We have other things to distract us: Brexit, the Royal Family, the fall of José Mourinho. Plus there’s Christmas just around the corner. Why focus on the outliers – the nice men who “lose it”, or the “sick” ones who are nothing like the rest – at a time when families and close relationships matter most of all?

The majority of us want to feel insulated from the violence others experience. We might feel very sad about it, but to put it into any structural context – indeed, to see it as part of how our own lives and choices are shaped – takes bravery and effort that few of us want to spare.

This year, Refuge found a clever way of prompting people to think again. In a series of reversible poems, mundane, schmaltzy yuletide cliché is contrasted with what is, for far too many women and children, harsh reality. Read the poems from top to bottom and all is well:

Mum’s laid out

Our best white tablecloth

A splash of Claret infuses

Dad’s traditional punch …

Reading from bottom to top tells a different story. This is more than just fancy writing. It neatly captures the way in which myths of family togetherness cannot always be separated from rituals of abuse.

While the Femicide Census can tell us how many women have died as a result of male violence, what it can’t show is the impact said violence has on those still living beneath its shadow. There is no way of quantifying the words not said, the clothes not worn, the meals not cooked, the friends not called, the choices not taken, due to the ever-present fear of prompting another explosion.

One hundred and thirty-nine is just the tip of the iceberg. Millions of women and children live half-lives, terrified of doing anything that might lead the man of the house to “turn”. Their stories are the prequels to all those tales of lovely, quiet, harmless men who suddenly go on the rampage. No one could have predicted it, apart from the women who have long been too petrified to leave.

Calls to domestic violence helplines tend to increase around Christmas and New Year. While money worries and an increase in alcohol consumption are often held to be responsible, this doesn’t account for the gender imbalance. Women drink; women worry about money, too.

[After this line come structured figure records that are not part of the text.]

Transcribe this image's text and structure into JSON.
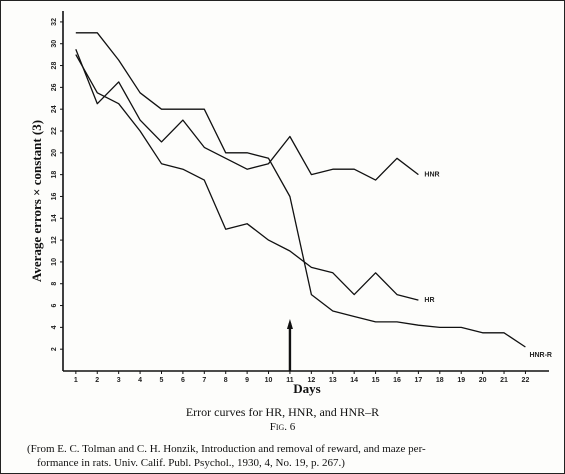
{
  "chart_data": {
    "type": "line",
    "xlabel": "Days",
    "ylabel": "Average errors × constant (3)",
    "x_ticks": [
      1,
      2,
      3,
      4,
      5,
      6,
      7,
      8,
      9,
      10,
      11,
      12,
      13,
      14,
      15,
      16,
      17,
      18,
      19,
      20,
      21,
      22
    ],
    "x_tick_labels": [
      "1",
      "2",
      "3",
      "4",
      "5",
      "6",
      "7",
      "8",
      "9",
      "10",
      "11",
      "12",
      "13",
      "14",
      "15",
      "16",
      "17",
      "18",
      "19",
      "20",
      "21",
      "22"
    ],
    "y_ticks": [
      2,
      4,
      6,
      8,
      10,
      12,
      14,
      16,
      18,
      20,
      22,
      24,
      26,
      28,
      30,
      32
    ],
    "y_tick_labels": [
      "2",
      "4",
      "6",
      "8",
      "10",
      "12",
      "14",
      "16",
      "18",
      "20",
      "22",
      "24",
      "26",
      "28",
      "30",
      "32"
    ],
    "xlim": [
      0.4,
      23.1
    ],
    "ylim": [
      0,
      33
    ],
    "grid": false,
    "series": [
      {
        "name": "HNR",
        "x": [
          1,
          2,
          3,
          4,
          5,
          6,
          7,
          8,
          9,
          10,
          11,
          12,
          13,
          14,
          15,
          16,
          17
        ],
        "y": [
          29.5,
          24.5,
          26.5,
          23,
          21,
          23,
          20.5,
          19.5,
          18.5,
          19,
          21.5,
          18,
          18.5,
          18.5,
          17.5,
          19.5,
          18
        ]
      },
      {
        "name": "HR",
        "x": [
          1,
          2,
          3,
          4,
          5,
          6,
          7,
          8,
          9,
          10,
          11,
          12,
          13,
          14,
          15,
          16,
          17
        ],
        "y": [
          29,
          25.5,
          24.5,
          22,
          19,
          18.5,
          17.5,
          13,
          13.5,
          12,
          11,
          9.5,
          9,
          7,
          9,
          7,
          6.5
        ]
      },
      {
        "name": "HNR-R",
        "x": [
          1,
          2,
          3,
          4,
          5,
          6,
          7,
          8,
          9,
          10,
          11,
          12,
          13,
          14,
          15,
          16,
          17,
          18,
          19,
          20,
          21,
          22
        ],
        "y": [
          31,
          31,
          28.5,
          25.5,
          24,
          24,
          24,
          20,
          20,
          19.5,
          16,
          7,
          5.5,
          5,
          4.5,
          4.5,
          4.2,
          4,
          4,
          3.5,
          3.5,
          2.2
        ]
      }
    ],
    "arrow_at_x": 11
  },
  "caption": {
    "title": "Error curves for HR, HNR, and HNR–R",
    "fig_label": "Fig. 6",
    "source_line1": "(From E. C. Tolman and C. H. Honzik, Introduction and removal of reward, and maze per-",
    "source_line2": "formance in rats.  Univ. Calif. Publ. Psychol., 1930, 4, No. 19, p. 267.)"
  },
  "colors": {
    "ink": "#111111",
    "paper": "#fdfdfb"
  }
}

Christmas brings with it specific cultural expectations of how families should be: close, cooperative, devoted. We are surrounded by images of perfect Christmas cheer. For a hyper-controlling head of the household, any failure to meet the required standards – perhaps the turkey is not cooked correctly, perhaps your partner has embarrassed you in front of relatives you want to impress, perhaps your children are not the grateful cherubs you want them to be – may prompt an outburst of rage.

While for a privileged few, Christmas might seem like the ideal time to confront your bigoted uncle or have it out with your other side-voting in-laws, for far too many people, avoiding any form of conflict is a major priority. There will be families in which everyone knows the cues: that particular curl of the lips or clench of the hand that makes it clear there’s no turning back and that bruises are to follow.

For these families, Christmas is a time of dread, yet their stories do not make the papers, at least not until there’s another number to add to the tally of those who didn’t make it. We should be outraged, not just for those dead and dying, but at the impossible pressures brought to bear on women attempting to hold it together behind closed doors.

If you look at the Femicide Census figures and think, “it could be worse”, you are right. That is one of the worst things of all. Until we recognise the price being paid for our ignorance, we’ll never know just how much needless suffering goes into protecting that Christmas magic.